Papa Francisco, na encíclica Dilexit nosdepois do capítulo decisivo sobre o significado antropológico do coração, no segundo e terceiro conduz-nos à essência do cristianismo: “O sagrado Coração é a Síntese do Evangelho” (83). O Santo Padre, antes de tudo, relaciona o coração de Cristo com as diferentes expressões do seu amor. É sobre gestos, olhares e palavras muito humano. Ele veio entre o seu povo – que somos todos nós – para nos propor “a pertença mútua dos amigos”. Ele veio, superou todas as distâncias, tornou-se próximo de nós como as coisas mais simples e cotidianas da existência” (34).

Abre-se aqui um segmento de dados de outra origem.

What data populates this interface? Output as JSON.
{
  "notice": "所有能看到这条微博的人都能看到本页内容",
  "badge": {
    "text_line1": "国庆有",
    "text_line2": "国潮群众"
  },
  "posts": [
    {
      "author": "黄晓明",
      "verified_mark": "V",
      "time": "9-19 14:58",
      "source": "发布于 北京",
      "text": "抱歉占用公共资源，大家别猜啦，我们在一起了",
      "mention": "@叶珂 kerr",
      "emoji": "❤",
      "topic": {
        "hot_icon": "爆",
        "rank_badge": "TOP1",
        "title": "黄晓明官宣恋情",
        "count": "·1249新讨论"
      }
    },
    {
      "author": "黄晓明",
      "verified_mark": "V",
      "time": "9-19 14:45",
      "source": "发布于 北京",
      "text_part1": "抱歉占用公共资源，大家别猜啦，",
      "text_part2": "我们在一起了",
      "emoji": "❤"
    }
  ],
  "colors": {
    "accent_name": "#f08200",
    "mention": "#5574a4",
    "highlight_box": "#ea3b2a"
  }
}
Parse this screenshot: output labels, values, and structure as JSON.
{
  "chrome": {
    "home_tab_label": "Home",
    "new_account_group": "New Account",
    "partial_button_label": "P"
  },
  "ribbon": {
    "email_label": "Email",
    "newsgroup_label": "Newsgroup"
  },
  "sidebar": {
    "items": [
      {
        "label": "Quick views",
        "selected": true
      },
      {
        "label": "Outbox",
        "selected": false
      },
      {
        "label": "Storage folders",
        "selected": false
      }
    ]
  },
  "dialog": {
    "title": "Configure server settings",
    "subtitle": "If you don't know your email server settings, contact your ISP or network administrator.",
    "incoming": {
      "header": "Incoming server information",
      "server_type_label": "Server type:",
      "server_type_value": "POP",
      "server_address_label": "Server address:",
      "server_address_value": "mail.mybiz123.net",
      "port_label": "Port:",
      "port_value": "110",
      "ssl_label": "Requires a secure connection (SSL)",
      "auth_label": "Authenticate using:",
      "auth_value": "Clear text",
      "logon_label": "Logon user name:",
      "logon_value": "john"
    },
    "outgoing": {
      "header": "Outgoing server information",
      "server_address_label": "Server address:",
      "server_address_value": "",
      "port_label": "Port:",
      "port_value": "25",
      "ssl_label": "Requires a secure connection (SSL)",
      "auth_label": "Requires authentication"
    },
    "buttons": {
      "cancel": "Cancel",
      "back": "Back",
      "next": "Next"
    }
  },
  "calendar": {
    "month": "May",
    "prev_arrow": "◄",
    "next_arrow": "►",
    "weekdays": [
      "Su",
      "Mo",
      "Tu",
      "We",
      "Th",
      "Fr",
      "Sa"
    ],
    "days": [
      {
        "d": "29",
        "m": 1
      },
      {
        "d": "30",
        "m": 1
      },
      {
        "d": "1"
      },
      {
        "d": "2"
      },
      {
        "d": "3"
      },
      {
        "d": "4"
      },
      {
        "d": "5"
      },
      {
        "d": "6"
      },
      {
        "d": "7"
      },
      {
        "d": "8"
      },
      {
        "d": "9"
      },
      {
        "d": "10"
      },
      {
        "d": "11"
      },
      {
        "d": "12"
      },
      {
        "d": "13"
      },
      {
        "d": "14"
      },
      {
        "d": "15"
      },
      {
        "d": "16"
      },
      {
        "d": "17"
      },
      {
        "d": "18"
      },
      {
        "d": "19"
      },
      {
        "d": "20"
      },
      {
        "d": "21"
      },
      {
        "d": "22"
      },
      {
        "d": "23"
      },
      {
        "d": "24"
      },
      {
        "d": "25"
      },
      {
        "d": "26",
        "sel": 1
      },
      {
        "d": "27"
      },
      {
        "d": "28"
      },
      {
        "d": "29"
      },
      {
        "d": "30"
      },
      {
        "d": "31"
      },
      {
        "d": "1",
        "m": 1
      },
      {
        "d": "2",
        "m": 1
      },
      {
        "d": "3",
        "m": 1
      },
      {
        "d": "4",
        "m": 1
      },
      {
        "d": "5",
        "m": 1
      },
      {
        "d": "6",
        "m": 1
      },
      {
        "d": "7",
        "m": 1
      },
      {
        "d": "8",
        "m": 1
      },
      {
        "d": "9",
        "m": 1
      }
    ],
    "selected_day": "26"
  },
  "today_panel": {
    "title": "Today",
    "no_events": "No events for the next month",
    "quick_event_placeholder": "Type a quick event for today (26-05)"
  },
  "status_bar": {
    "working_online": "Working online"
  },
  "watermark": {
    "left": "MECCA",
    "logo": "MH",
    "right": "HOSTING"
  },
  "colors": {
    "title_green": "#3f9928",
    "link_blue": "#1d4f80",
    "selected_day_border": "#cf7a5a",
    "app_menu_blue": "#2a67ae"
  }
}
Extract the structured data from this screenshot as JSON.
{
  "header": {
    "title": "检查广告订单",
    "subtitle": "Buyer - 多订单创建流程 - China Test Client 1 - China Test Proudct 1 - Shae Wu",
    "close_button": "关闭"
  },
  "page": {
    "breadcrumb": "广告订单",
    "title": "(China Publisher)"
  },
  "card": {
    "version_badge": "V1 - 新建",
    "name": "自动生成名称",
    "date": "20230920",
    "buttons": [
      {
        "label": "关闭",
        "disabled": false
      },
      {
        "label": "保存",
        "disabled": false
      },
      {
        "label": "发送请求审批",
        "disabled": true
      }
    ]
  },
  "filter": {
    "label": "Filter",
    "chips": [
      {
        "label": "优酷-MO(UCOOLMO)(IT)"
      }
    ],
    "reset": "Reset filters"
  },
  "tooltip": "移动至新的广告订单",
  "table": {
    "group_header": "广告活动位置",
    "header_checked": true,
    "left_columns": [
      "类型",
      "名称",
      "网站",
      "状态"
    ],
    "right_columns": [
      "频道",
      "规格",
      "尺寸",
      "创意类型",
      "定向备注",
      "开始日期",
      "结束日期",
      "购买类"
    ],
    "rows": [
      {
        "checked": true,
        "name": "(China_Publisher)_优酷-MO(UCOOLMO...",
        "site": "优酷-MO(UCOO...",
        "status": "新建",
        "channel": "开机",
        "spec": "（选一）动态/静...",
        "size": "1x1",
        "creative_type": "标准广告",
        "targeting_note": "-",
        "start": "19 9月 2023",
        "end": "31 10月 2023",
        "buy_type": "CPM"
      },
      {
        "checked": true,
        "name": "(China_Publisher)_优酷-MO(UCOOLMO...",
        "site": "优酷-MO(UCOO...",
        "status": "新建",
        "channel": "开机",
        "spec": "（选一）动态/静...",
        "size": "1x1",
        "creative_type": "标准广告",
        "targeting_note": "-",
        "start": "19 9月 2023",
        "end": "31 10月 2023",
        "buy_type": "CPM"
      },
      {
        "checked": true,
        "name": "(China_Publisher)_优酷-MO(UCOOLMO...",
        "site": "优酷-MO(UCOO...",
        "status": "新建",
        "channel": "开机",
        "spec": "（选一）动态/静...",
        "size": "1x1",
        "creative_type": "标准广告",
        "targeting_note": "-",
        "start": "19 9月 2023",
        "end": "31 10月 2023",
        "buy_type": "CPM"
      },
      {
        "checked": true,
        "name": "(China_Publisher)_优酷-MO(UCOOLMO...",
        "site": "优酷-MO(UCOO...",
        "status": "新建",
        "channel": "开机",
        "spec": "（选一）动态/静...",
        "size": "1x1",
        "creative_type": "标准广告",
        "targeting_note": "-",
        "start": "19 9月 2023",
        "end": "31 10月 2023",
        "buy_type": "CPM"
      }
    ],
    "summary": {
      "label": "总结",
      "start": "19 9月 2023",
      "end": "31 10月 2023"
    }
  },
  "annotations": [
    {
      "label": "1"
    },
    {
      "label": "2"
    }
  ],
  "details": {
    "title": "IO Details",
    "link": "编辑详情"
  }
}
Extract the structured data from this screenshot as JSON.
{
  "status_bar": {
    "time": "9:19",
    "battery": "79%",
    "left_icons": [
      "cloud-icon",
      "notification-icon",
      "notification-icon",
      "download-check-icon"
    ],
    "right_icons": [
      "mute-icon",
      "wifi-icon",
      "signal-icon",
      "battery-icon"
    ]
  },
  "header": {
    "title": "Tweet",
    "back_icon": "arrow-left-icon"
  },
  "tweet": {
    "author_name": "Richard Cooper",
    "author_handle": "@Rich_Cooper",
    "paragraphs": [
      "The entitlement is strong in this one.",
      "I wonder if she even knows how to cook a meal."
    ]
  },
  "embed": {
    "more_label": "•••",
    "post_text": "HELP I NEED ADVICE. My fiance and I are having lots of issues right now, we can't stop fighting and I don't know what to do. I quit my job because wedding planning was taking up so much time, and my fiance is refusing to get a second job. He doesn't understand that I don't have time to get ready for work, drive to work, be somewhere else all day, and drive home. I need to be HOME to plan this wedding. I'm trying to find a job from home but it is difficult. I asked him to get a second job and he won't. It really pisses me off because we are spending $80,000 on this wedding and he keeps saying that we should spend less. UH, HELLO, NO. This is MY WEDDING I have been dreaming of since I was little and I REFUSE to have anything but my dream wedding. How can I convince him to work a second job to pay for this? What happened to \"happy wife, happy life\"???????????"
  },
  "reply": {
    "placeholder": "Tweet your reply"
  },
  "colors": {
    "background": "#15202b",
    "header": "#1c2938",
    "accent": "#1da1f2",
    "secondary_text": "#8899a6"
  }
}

Na realidade, gestos, olhares e palavras são unidos pela palavra “encontro”. Ele veio entre nós para nos encontrar. Aqui está a referência à mulher samaritana, a Nicodemos, ao cego de nascença e a Pedro. Ele quer que confiemos nele: “com Ele não temos nada a perder” (37). O Papa Francisco convida-nos a reconhecer o olhar de Jesus sobre cada um de nós, como o foi para o jovem rico e para Natanael. Somos conhecidos, favorecidos e amados por ele. Entre as palavras, o Papa Francisco destaca aquelas que expressam a emoção de Jesus pela condição humana marcada pelo mal e pela morte: as lágrimas por Jerusalém, a emoção pelo seu amigo Lázaro; a agitação interior de Jesus que se expressará definitivamente no grito da cruz dirigido ao Pai. Os de Jesus não são estados de espírito genéricos, são a expressão humana da paixão de Deus pelo destino do homem. Estas páginas nos levam a uma nova consciência de nós mesmos. Existir significa ser amado por Ele: Ele me amou e deu a vida por mim (cf. Gl 2,20).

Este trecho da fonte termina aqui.